Der aktuelle Streik kostet die französische Wirtschaft umgerechnet 300 Millione euro pro Tag.
Der von 1995 verringerte das Wachstum des Bruttoinlandsproduktes für 1995 um ein halbes Prozent .

2007. Streik im Transportwesen. Der kostete mit allen Folgen 160 Milliarden euro. Damals ging es um Sondervergütungen wie Zulage für´s Kohle schippen auf Elektroloks und Rente mit 50 oder 55 für diverse Berufsgruppen.

Die unbeteiligten Fahrgäste zahlten mit ihrem Lohnausfall für die Ambitionen der Eisenbahner, die logischerweise am längeren Hebel sitzen.

Der Zugausfall in der Pariser Region kostete die dortigen Unternehmen pro Tag 20 Millionen euro. beim Streik von 2007.
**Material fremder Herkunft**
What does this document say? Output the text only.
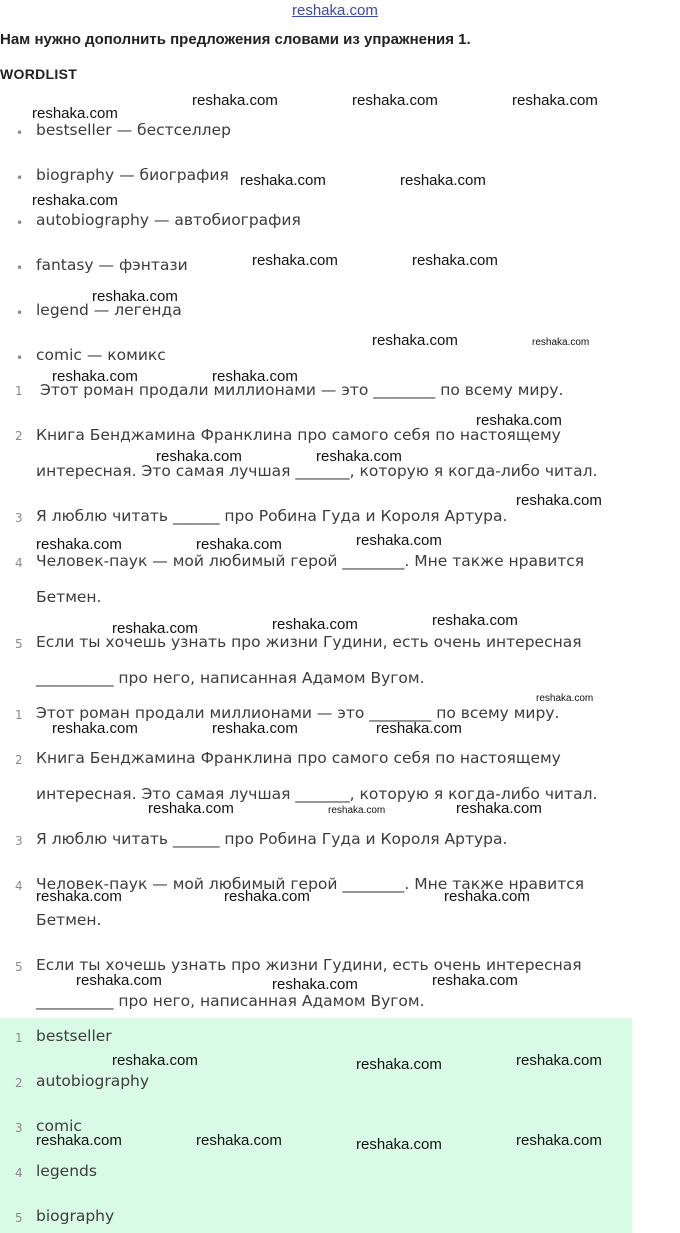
reshaka.com
Нам нужно дополнить предложения словами из упражнения 1.
WORDLIST
• bestseller — бестселлер
• biography — биография
• autobiography — автобиография
• fantasy — фэнтази
• legend — легенда
• comic — комикс
1 Этот роман продали миллионами — это ________ по всему миру.
2 Книга Бенджамина Франклина про самого себя по настоящему
интересная. Это самая лучшая _______, которую я когда-либо читал.
3 Я люблю читать ______ про Робина Гуда и Короля Артура.
4 Человек-паук — мой любимый герой ________. Мне также нравится
Бетмен.
5 Если ты хочешь узнать про жизни Гудини, есть очень интересная
__________ про него, написанная Адамом Вугом.
1 Этот роман продали миллионами — это ________ по всему миру.
2 Книга Бенджамина Франклина про самого себя по настоящему
интересная. Это самая лучшая _______, которую я когда-либо читал.
3 Я люблю читать ______ про Робина Гуда и Короля Артура.
4 Человек-паук — мой любимый герой ________. Мне также нравится
Бетмен.
5 Если ты хочешь узнать про жизни Гудини, есть очень интересная
__________ про него, написанная Адамом Вугом.
1 bestseller
2 autobiography
3 comic
4 legends
5 biography
reshaka.com
reshaka.com	reshaka.com	reshaka.com
reshaka.com	reshaka.com
reshaka.com
reshaka.com	reshaka.com
reshaka.com
reshaka.com	reshaka.com
reshaka.com	reshaka.com
reshaka.com
reshaka.com	reshaka.com
reshaka.com
reshaka.com
reshaka.com	reshaka.com
reshaka.com
reshaka.com
reshaka.com
reshaka.com
reshaka.com	reshaka.com	reshaka.com
reshaka.com	reshaka.com	reshaka.com
reshaka.com	reshaka.com	reshaka.com
reshaka.com	reshaka.com	reshaka.com
reshaka.com	reshaka.com	reshaka.com
reshaka.com	reshaka.com	reshaka.com	reshaka.com
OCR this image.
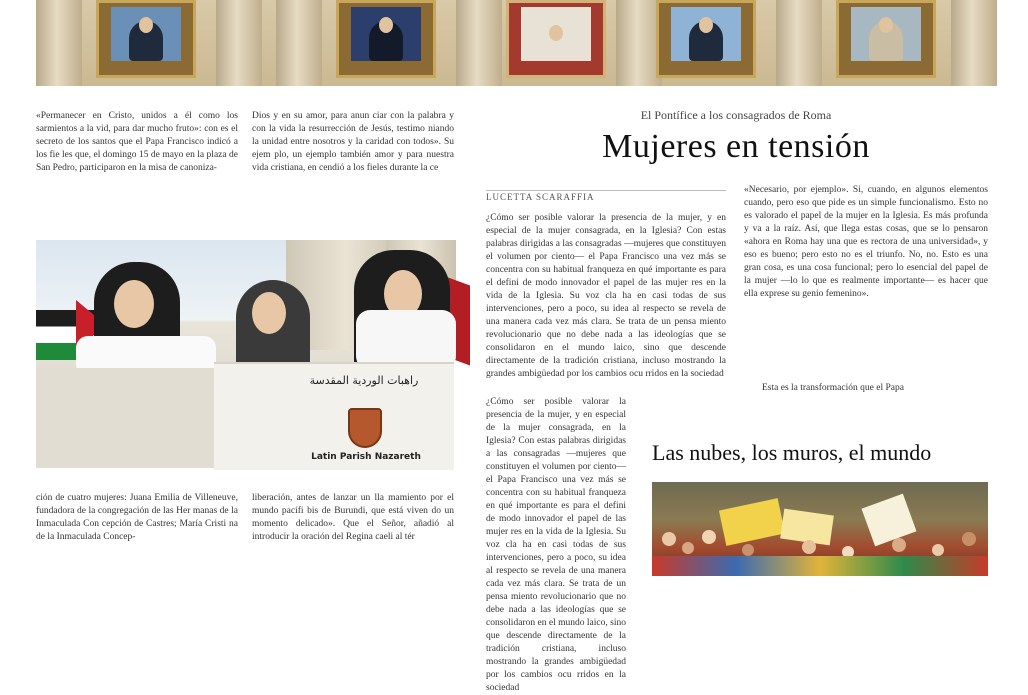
«Permanecer en Cristo, unidos a él como los sarmientos a la vid, para dar mucho fruto»: con es el secreto de los santos que el Papa Francisco indicó a los fie les que, el domingo 15 de mayo en la plaza de San Pedro, participaron en la misa de canoniza-
Dios y en su amor, para anun ciar con la palabra y con la vida la resurrección de Jesús, testimo niando la unidad entre nosotros y la caridad con todos». Su ejem plo, un ejemplo también amor y para nuestra vida cristiana, en cendió a los fieles durante la ce
راهبات الوردية المقدسة
Latin Parish Nazareth
ción de cuatro mujeres: Juana Emilia de Villeneuve, fundadora de la congregación de las Her manas de la Inmaculada Con cepción de Castres; María Cristi na de la Inmaculada Concep-
liberación, antes de lanzar un lla mamiento por el mundo pacífi bis de Burundi, que está viven do un momento delicado». Que el Señor, añadió al introducir la oración del Regina caeli al tér
El Pontífice a los consagrados de Roma
Mujeres en tensión
LUCETTA SCARAFFIA
¿Cómo ser posible valorar la presencia de la mujer, y en especial de la mujer consagrada, en la Iglesia? Con estas palabras dirigidas a las consagradas —mujeres que constituyen el volumen por ciento— el Papa Francisco una vez más se concentra con su habitual franqueza en qué importante es para el defini de modo innovador el papel de las mujer res en la vida de la Iglesia. Su voz cla ha en casi todas de sus intervenciones, pero a poco, su idea al respecto se revela de una manera cada vez más clara. Se trata de un pensa miento revolucionario que no debe nada a las ideologías que se consolidaron en el mundo laico, sino que descende directamente de la tradición cristiana, incluso mostrando la grandes ambigüedad por los cambios ocu rridos en la sociedad
¿Cómo ser posible valorar la presencia de la mujer, y en especial de la mujer consagrada, en la Iglesia? Con estas palabras dirigidas a las consagradas —mujeres que constituyen el volumen por ciento— el Papa Francisco una vez más se concentra con su habitual franqueza en qué importante es para el defini de modo innovador el papel de las mujer res en la vida de la Iglesia. Su voz cla ha en casi todas de sus intervenciones, pero a poco, su idea al respecto se revela de una manera cada vez más clara. Se trata de un pensa miento revolucionario que no debe nada a las ideologías que se consolidaron en el mundo laico, sino que descende directamente de la tradición cristiana, incluso mostrando la grandes ambigüedad por los cambios ocu rridos en la sociedad
«Necesario, por ejemplo». Si, cuando, en algunos elementos cuando, pero eso que pide es un simple funcionalismo. Esto no es valorado el papel de la mujer en la Iglesia. Es más profunda y va a la raíz. Así, que llega estas cosas, que se lo pensaron «ahora en Roma hay una que es rectora de una universidad», y eso es bueno; pero esto no es el triunfo. No, no. Esto es una gran cosa, es una cosa funcional; pero lo esencial del papel de la mujer —lo lo que es realmente importante— es hacer que ella exprese su genio femenino».
Esta es la transformación que el Papa
Las nubes, los muros, el mundo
Ebenso beliebt ist in Frankreich die Kampfform Blockade. Auch dabei kann eine kleine Gruppe leicht viele Menschen auf ihre Seite zwingen.
Die Unbeteiligten müssen dann eben Lohnausfall hinnehmen oder, wo es noch Sprit gibt, die steigenden Preise zahlen. Die stiegen in den letzten Tagen um 2,1 Prozent.

Zwei große Häfen für den Ölumschlag sind blockiert. Die Kosten dafür belaufen sich bisher auf 30 Millionen euro .

Die Regierung will die strategischen Kraftstoffreserven zu den Tankstellen bringen lassen – dagegen setzen die Streikenden dann solche Blockade-Aktionen auf den Autobahnen.

Auf solche Situationen sollten sich auch Urlauber einstellen, die die Herbstferien in Frankreich verbringen wollen.

Kommen wir zu dem Preis, den ein Streikender zahlt. Der Lohnausfall pro Tag liegt im Durchschnitt bei 72 euro. Die Gewerkschaften beziffern die Organisations-Kosten je nach Größe der Gewerkschaft auf 30.000 bis 400.000 Euro.

Der Anteil der berufstätigen Frauen ist in Frankreich hoch. Für sie bedeutet jeder Streiktag in Kinderkrippe, Kita oder Schule natürlich auch Lohnausfall.